Это ее задело — уж не в упрек ли ей?
— Эдмунд, я и сама собиралась затопить камин, как только приготовлю соус и почищу картофель, но сегодня какой-то сумбурный день. У нас было собрание церковного комитета, мы сидели в столовой, сюда не заходили…
— О чем ты? Какое это имеет значение.
Огонь занялся, поленья разгорались все ярче и ярче. Эдмунд выпрямился, отряхнул руки и теперь стоял, глядя на огонь. Вирджиния вгляделась в его профиль, и ей показалось, что он совершенно спокоен.
— В июле мы хотим устроить распродажу, — Вирджиния присела на ручку кресла. — Я получила самое плохое задание — набрать всяких безделушек и прочей мелочи для продажи. Арчи попросил меня дать ему какой-то конверт из управления по лесному хозяйству, сказал, что ты в курсе дела. Конверт лежал у тебя на столе.
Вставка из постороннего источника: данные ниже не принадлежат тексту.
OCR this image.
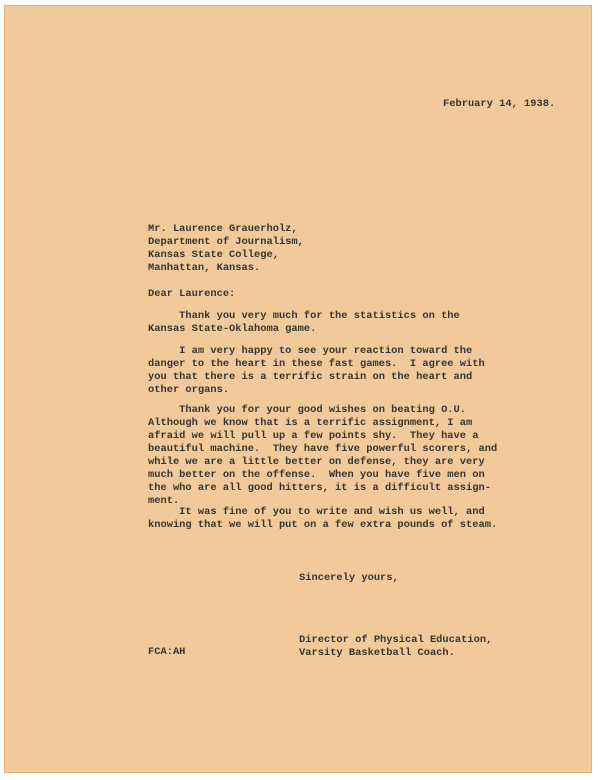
February 14, 1938.
Mr. Laurence Grauerholz,
Department of Journalism,
Kansas State College,
Manhattan, Kansas.
Dear Laurence:
Thank you very much for the statistics on the
Kansas State-Oklahoma game.
I am very happy to see your reaction toward the
danger to the heart in these fast games.  I agree with
you that there is a terrific strain on the heart and
other organs.
Thank you for your good wishes on beating O.U.
Although we know that is a terrific assignment, I am
afraid we will pull up a few points shy.  They have a
beautiful machine.  They have five powerful scorers, and
while we are a little better on defense, they are very
much better on the offense.  When you have five men on
the who are all good hitters, it is a difficult assign-
ment.
It was fine of you to write and wish us well, and
knowing that we will put on a few extra pounds of steam.
Sincerely yours,
FCA:AH
Director of Physical Education,
Varsity Basketball Coach.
— Да-да, совершенно верно. Забыл тебе сказать.
— …и еще одна новость, очень приятная: в сентябре Стейнтоны дают бал в честь Кэти.
— Знаю.
— Уже знаешь?
— Сегодня в клубе я завтракал с Энгусом Стейнтоном. Он мне и сказал.
— Знаешь, бал будет по всем правилам: оркестр, танцы в шатре, официанты и все прочее. А у меня будет повод купить себе новое вечернее платье — что-нибудь сногсшибательное!
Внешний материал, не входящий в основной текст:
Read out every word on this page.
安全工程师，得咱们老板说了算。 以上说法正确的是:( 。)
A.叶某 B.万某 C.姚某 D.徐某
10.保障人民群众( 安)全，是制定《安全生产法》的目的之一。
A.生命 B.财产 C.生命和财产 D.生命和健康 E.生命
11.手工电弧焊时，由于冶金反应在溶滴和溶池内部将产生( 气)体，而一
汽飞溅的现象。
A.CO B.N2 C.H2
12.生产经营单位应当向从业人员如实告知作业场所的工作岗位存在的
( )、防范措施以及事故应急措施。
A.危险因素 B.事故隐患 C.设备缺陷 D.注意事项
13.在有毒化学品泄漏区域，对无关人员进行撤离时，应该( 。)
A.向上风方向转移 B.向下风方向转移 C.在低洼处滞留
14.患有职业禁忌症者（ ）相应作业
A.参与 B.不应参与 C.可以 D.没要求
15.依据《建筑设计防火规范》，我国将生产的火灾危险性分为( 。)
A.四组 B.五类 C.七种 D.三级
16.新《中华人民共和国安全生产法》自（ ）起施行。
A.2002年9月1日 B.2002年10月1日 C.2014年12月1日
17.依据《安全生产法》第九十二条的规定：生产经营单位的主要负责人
Эдмунд повернулся и скользнул по ней рассеянным взглядом. Вирджиния смолкла. Похоже, он ее и не слушает. Выждав немного, она спросила:
— В чем дело, Эдмунд?
— Знаешь, после обеда я не поехал больше в офис. Я ездил в Темплхолл. Разговаривал с Колином Хендерсоном.
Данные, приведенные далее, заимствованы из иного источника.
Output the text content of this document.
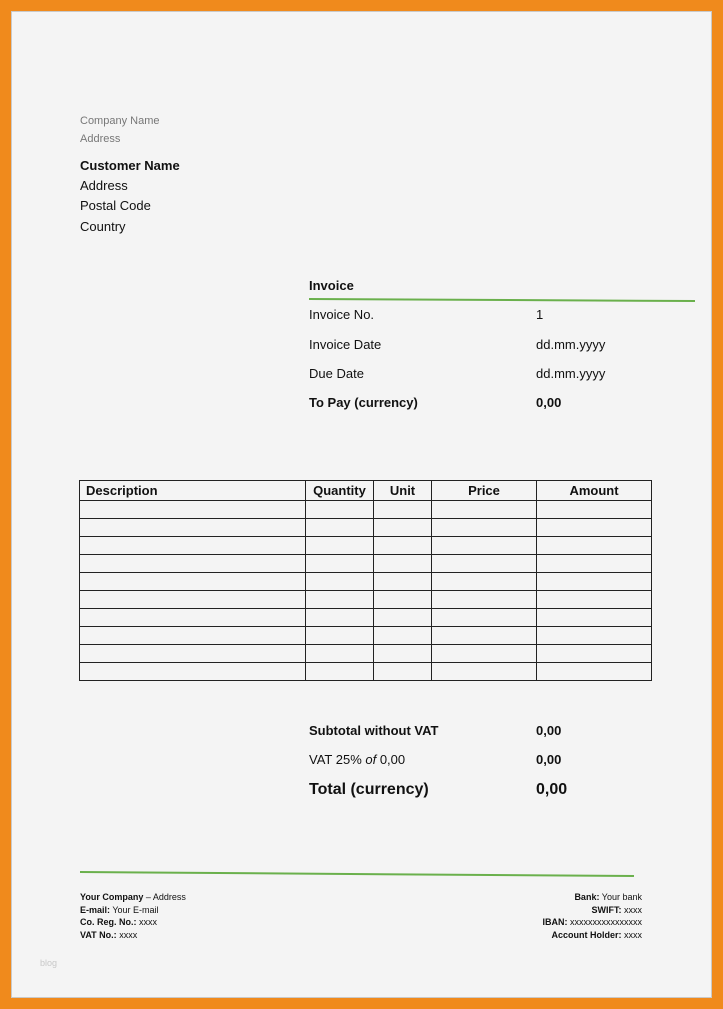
Company Name
Address
Customer Name
Address
Postal Code
Country
Invoice
Invoice No.	1
Invoice Date	dd.mm.yyyy
Due Date	dd.mm.yyyy
To Pay (currency)	0,00
Description	Quantity	Unit	Price	Amount

Subtotal without VAT	0,00
VAT 25% of 0,00	0,00
Total (currency)	0,00
Your Company – Address
E-mail: Your E-mail
Co. Reg. No.: xxxx
VAT No.: xxxx
Bank: Your bank
SWIFT: xxxx
IBAN: xxxxxxxxxxxxxxxx
Account Holder: xxxx
blog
Темплхолл. Колин Хендерсон. Сердце у Вирджинии упало, во рту пересохло.
— Зачем ты туда ездил, Эдмунд?
— Хотел подробно все обсудить. Я еще не решил насчет Генри, но теперь я уверен, что это будет правильно.
— Что будет правильно?
— Отправить его туда в сентябре.
— Чтобы он там жил?
— Но мы ведь не можем возить его туда ежедневно.
Так вот оно что! Гнев поднялся в ней медленной волной, гнев и возмущение. Она была вне себя. Ну да, она знала, Эдмунд в их союзе был главным, пожалуй, даже диктатором, но прежде он никогда не действовал тайно. На сей раз он проделал все за ее спиной, он предал ее! Он даже не дал ей возможности защититься, битва была проиграна ею прежде, чем она успела сделать хотя бы один выстрел.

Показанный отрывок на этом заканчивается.